In an extended dissenting separate statement written by Justice Goodwin Liu, Justices Liu and Mariano-Florentino Cuéllar yesterday made the case for reinstating the license of an attorney who resigned from the State Bar after being convicted 37 years ago of first degree murder. The Supreme Court denied review in Liebb on Reinstatement of the State Bar’s Review Department decision concluding Liebb had not presented “overwhelming proof of his rehabilitation by a sustained period of exemplary conduct following his discharge from supervised release” (2019 WL 3822509).
The separate statement questions the State Bar’s decision to give “little weight” to Liebb’s more than three decades of rehabilitation in prison.
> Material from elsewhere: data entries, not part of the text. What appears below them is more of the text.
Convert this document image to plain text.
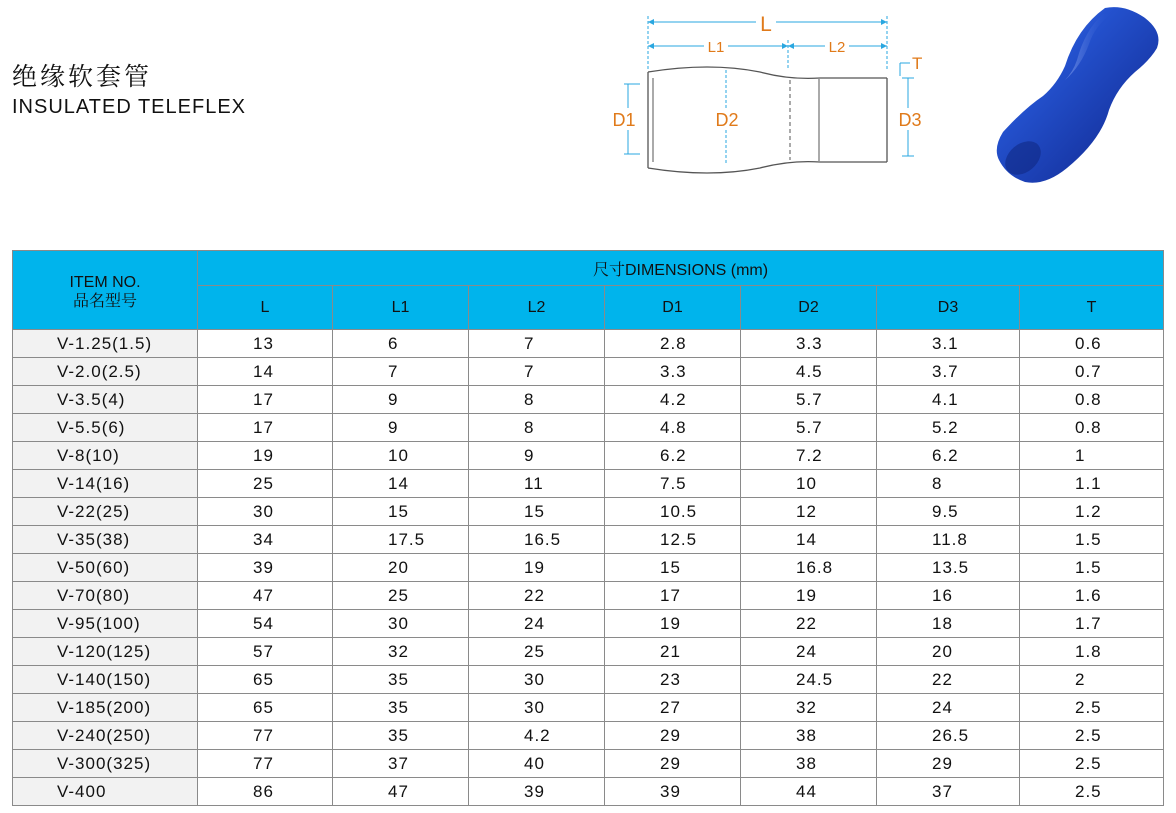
绝缘软套管
INSULATED TELEFLEX
L
L1	L2
T
D1	D2	D3
ITEM NO.
品名型号	尺寸DIMENSIONS (mm)						
	L	L1	L2	D1	D2	D3	T
V-1.25(1.5)	13	6	7	2.8	3.3	3.1	0.6
V-2.0(2.5)	14	7	7	3.3	4.5	3.7	0.7
V-3.5(4)	17	9	8	4.2	5.7	4.1	0.8
V-5.5(6)	17	9	8	4.8	5.7	5.2	0.8
V-8(10)	19	10	9	6.2	7.2	6.2	1
V-14(16)	25	14	11	7.5	10	8	1.1
V-22(25)	30	15	15	10.5	12	9.5	1.2
V-35(38)	34	17.5	16.5	12.5	14	11.8	1.5
V-50(60)	39	20	19	15	16.8	13.5	1.5
V-70(80)	47	25	22	17	19	16	1.6
V-95(100)	54	30	24	19	22	18	1.7
V-120(125)	57	32	25	21	24	20	1.8
V-140(150)	65	35	30	23	24.5	22	2
V-185(200)	65	35	30	27	32	24	2.5
V-240(250)	77	35	4.2	29	38	26.5	2.5
V-300(325)	77	37	40	29	38	29	2.5
V-400	86	47	39	39	44	37	2.5
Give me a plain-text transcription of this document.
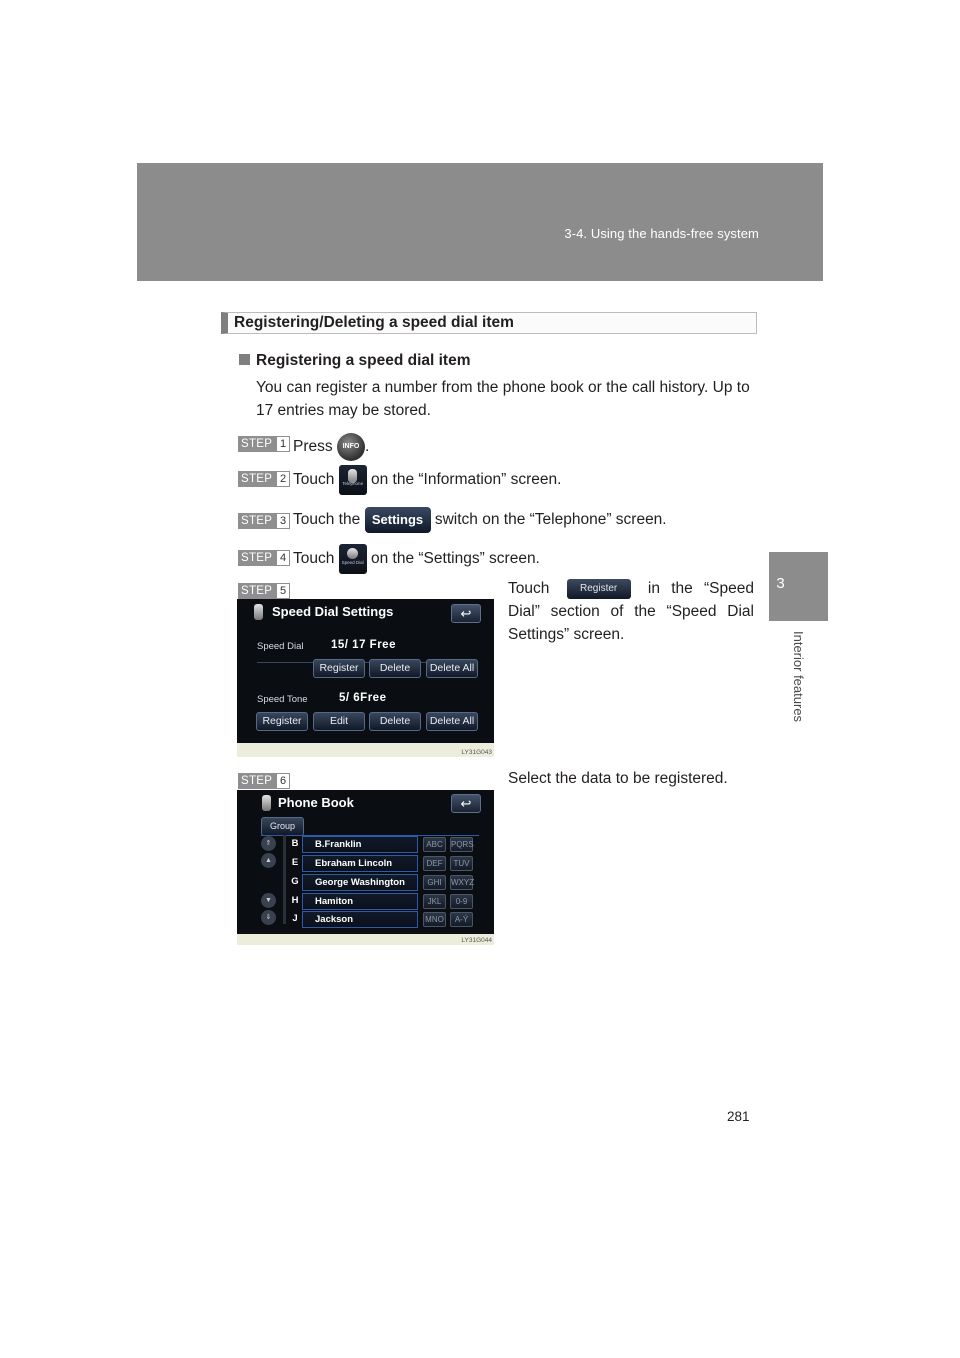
3-4. Using the hands-free system
3
Interior features
Registering/Deleting a speed dial item
Registering a speed dial item
You can register a number from the phone book or the call history. Up to 17 entries may be stored.
STEP 1 Press INFO .
STEP 2 Touch	Telephone on the “Information” screen.
STEP 3 Touch the Settings switch on the “Telephone” screen.
STEP 4 Touch	Speed Dial on the “Settings” screen.
STEP 5	Touch	Register in the “Speed Dial” section of the “Speed Dial Settings” screen.
Speed Dial Settings	↩
Speed Dial 15/ 17 Free
Register	Delete	Delete All
Speed Tone	5/ 6Free
Register	Edit	Delete	Delete All
LY31G043
STEP 6	Select the data to be registered.
Phone Book	↩
Group
⇑
▲
▼
⇓
B	B.Franklin
E	Ebraham Lincoln
G	George Washington
H	Hamiton
J	Jackson
ABC	PQRS
DEF	TUV
GHI	WXYZ
JKL	0-9
MNO	A-Ý
LY31G044
281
Noting that, in the 20 years since the court addressed a similar issue, legislation has “ameliorated the collateral consequences of a criminal conviction” (such as allowing former inmates to serve on juries), Justice Liu says he would grant review “to consider when the legal profession may also afford second chances to formerly incarcerated individuals with compelling records of rehabilitation in custody.” He explains that Liebb’s “past misconduct was as egregious as his subsequent redemption has been remarkable.”
Recorded votes to grant review are not unusual, but a separate statement to explain the disagreement is. In 2015, Justice Liu revived a long-dormant practice of issuing a separate statement upon the court’s denial of review, and he has done so on several occasions since then. (See most recently here.)
This separate statement again raises the question of its accessibility to the public. The statement is on the Supreme Court’s online docket and it might appear in computer research databases following the Review Department’s decision, but it is unlikely to ever make its way into the official reports. It will probably be even less accessible than a separate statement after the denial of review of an unpublished Court of Appeal opinion; at least those opinions are re-posted on the court’s website with the separate statement appended. Publishing all separate statements in the Supreme Court’s official reports would be a better practice.
[March 27 update: Horvitz & Levy filed an amicus curiae letter urging the court to “grant review to revisit and disapprove the line of Supreme Court cases relied upon by the trial and review courts here for the proposition that, because prison and parole are supervised environments, a bar applicant’s character rehabilitation in prison and on parole is categorically of little weight in the good moral character determination.”
The amici were 13 individuals, including two attorneys who were formerly incarcerated.]